Les pieds sont éclairés de façon intense : le pied gauche en entier, et le pied droit sur son bord latéro-interne ; la main gauche prenant appui sur le tub jouit aussi de cet éclat. L’arrondi de la posture, de la forme du dos, renvoie à la courbure du tub et celles des anses de la carafe et de la cafetière, et à l’ovale de la brosse à cheveux.

La rousseur orange cuivrée des cheveux rappelle la couleur de la cafetière en cuivre, celle du postiche et celle de l’éponge.

La nature morte aux objets de toilette

Degas nous livre aussi une nature morte avec divers objets qu’il affectionne : nature morte traditionnelle qui contraste avec à la fois l’audace de la composition et le traitement quasi impressionniste de la lumière et des matières.

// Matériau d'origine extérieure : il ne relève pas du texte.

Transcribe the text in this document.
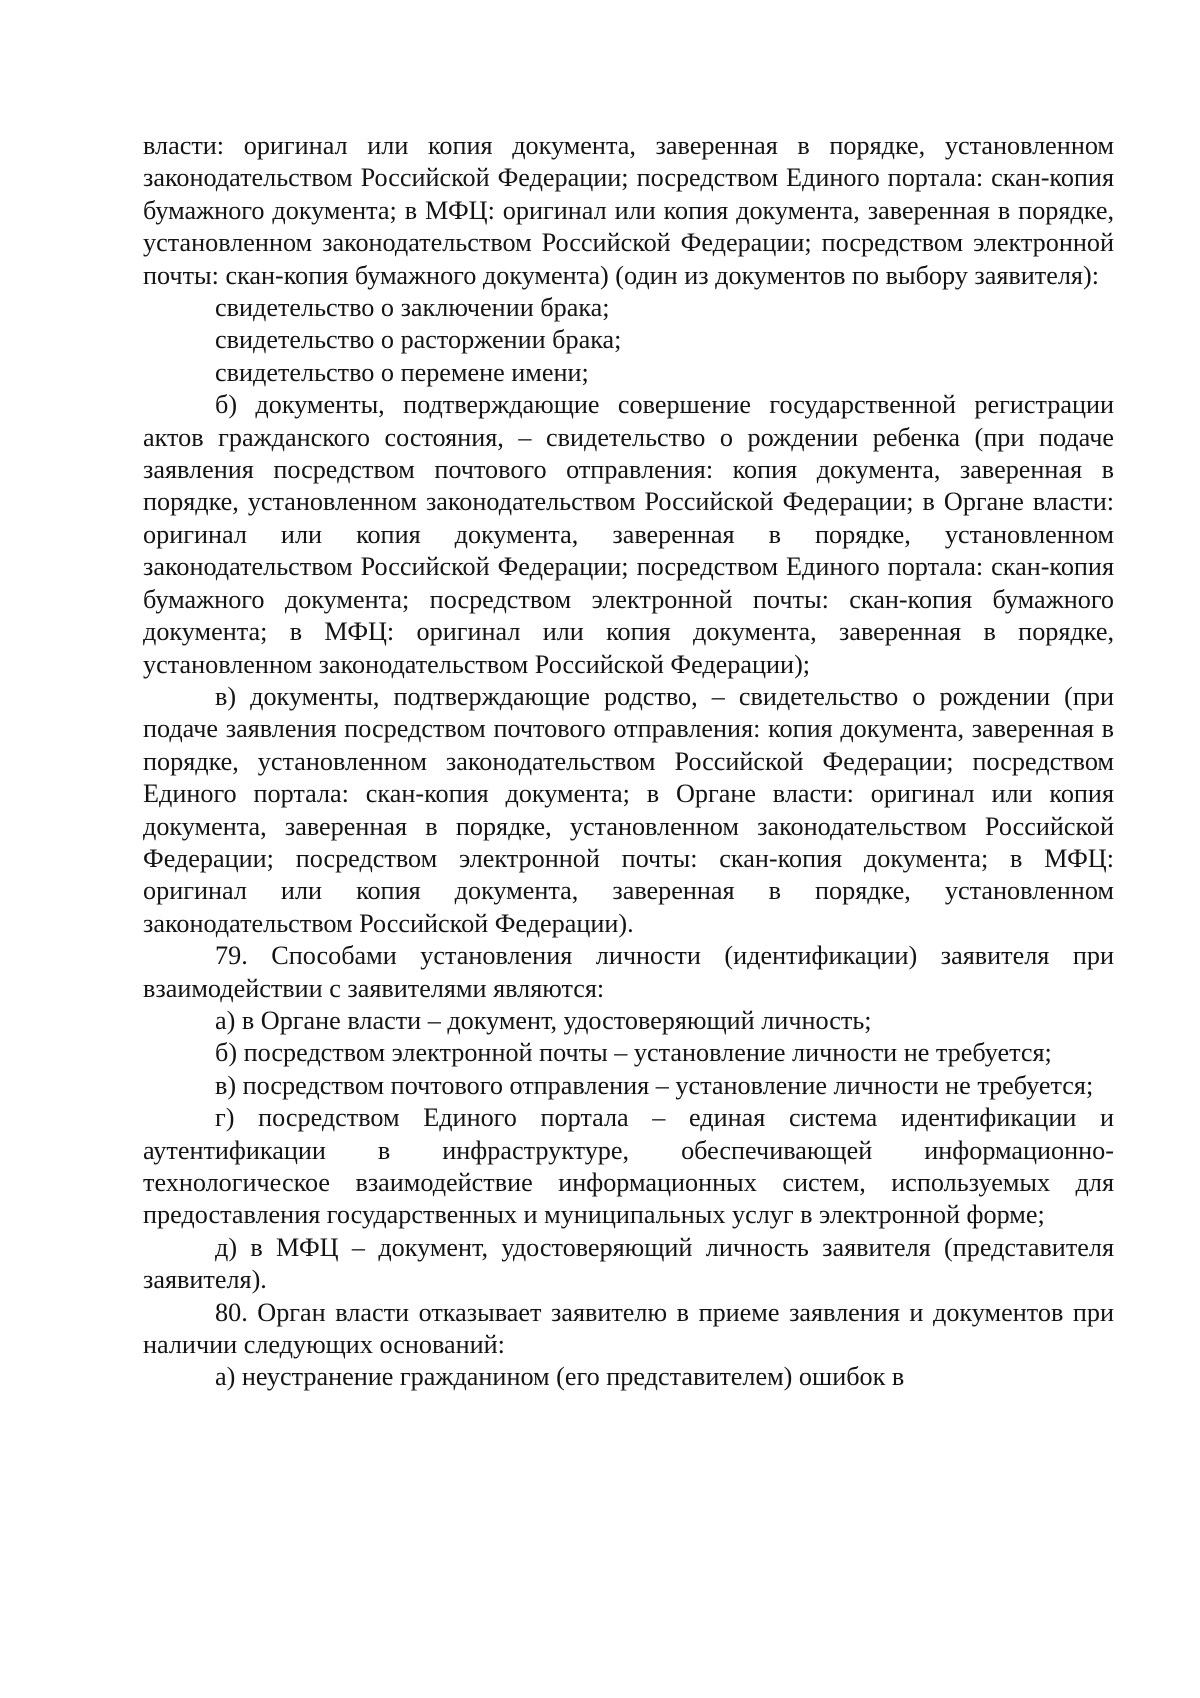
власти: оригинал или копия документа, заверенная в порядке, установленном законодательством Российской Федерации; посредством Единого портала: скан-копия бумажного документа; в МФЦ: оригинал или копия документа, заверенная в порядке, установленном законодательством Российской Федерации; посредством электронной почты: скан-копия бумажного документа) (один из документов по выбору заявителя):

свидетельство о заключении брака;

свидетельство о расторжении брака;

свидетельство о перемене имени;

б) документы, подтверждающие совершение государственной регистрации актов гражданского состояния, – свидетельство о рождении ребенка (при подаче заявления посредством почтового отправления: копия документа, заверенная в порядке, установленном законодательством Российской Федерации; в Органе власти: оригинал или копия документа, заверенная в порядке, установленном законодательством Российской Федерации; посредством Единого портала: скан-копия бумажного документа; посредством электронной почты: скан-копия бумажного документа; в МФЦ: оригинал или копия документа, заверенная в порядке, установленном законодательством Российской Федерации);

в) документы, подтверждающие родство, – свидетельство о рождении (при подаче заявления посредством почтового отправления: копия документа, заверенная в порядке, установленном законодательством Российской Федерации; посредством Единого портала: скан-копия документа; в Органе власти: оригинал или копия документа, заверенная в порядке, установленном законодательством Российской Федерации; посредством электронной почты: скан-копия документа; в МФЦ: оригинал или копия документа, заверенная в порядке, установленном законодательством Российской Федерации).

79. Способами установления личности (идентификации) заявителя при взаимодействии с заявителями являются:

а) в Органе власти – документ, удостоверяющий личность;

б) посредством электронной почты – установление личности не требуется;

в) посредством почтового отправления – установление личности не требуется;

г) посредством Единого портала – единая система идентификации и аутентификации в инфраструктуре, обеспечивающей информационно-технологическое взаимодействие информационных систем, используемых для предоставления государственных и муниципальных услуг в электронной форме;

д) в МФЦ – документ, удостоверяющий личность заявителя (представителя заявителя).

80. Орган власти отказывает заявителю в приеме заявления и документов при наличии следующих оснований:

а) неустранение гражданином (его представителем) ошибок в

Les mêmes objets sont retrouvés dans un autre pastel « Face au miroir » : la brosse jaune, le postiche de cheveux roux (cf. infra).

La toilette à l’époque

À l’époque de la jeunesse de Degas, la théorie prégnante est qu’il faut craindre les bains : l’eau est accusée de dilater les pores de la peau par lesquels les maladies se frayent un chemin. Ainsi un Français ne prend en moyenne qu’un bain tous les deux ans. D’où une toilette très localisée : une éponge mouillée passée sur divers endroits du corps, un filet d’eau dans un tub. « L’eau courante et le gaz à tous les étages » sont encore souvent un vœu pieu…

Épilogue…

Si ce voyage avec Degas vous a plu, je vous propose de le prolonger un peu avec une deuxième œuvre : Face au miroir (figure 2).

Je suis très friand des scènes de coiffure en peinture, pour mes articles et exposés, mais il y a ici une « cerise sur le gâteau » que j’ai découverte tout récemment. On retrouve sur la table en face de la jeune femme qui se coiffe la même brosse à cheveux jaune et le même postiche de cheveux roux. On a vraiment l’impression d’observer le même décor que précédemment, mais vu dans un autre axe perpendiculaire. Il est indéniable pour les experts que Degas disposait ses accessoires, préparait sa « mise en scène » pour composer à l’envi ses œuvres, créant ainsi plusieurs variantes de scénarios possibles : ainsi ce Face au miroir pouvait faire suite au Tub, la jeune femme s’étant rhabillée ; ou le précéder, le modèle étant en train de défaire ses cheveux avant de prendre la pose de la toilette.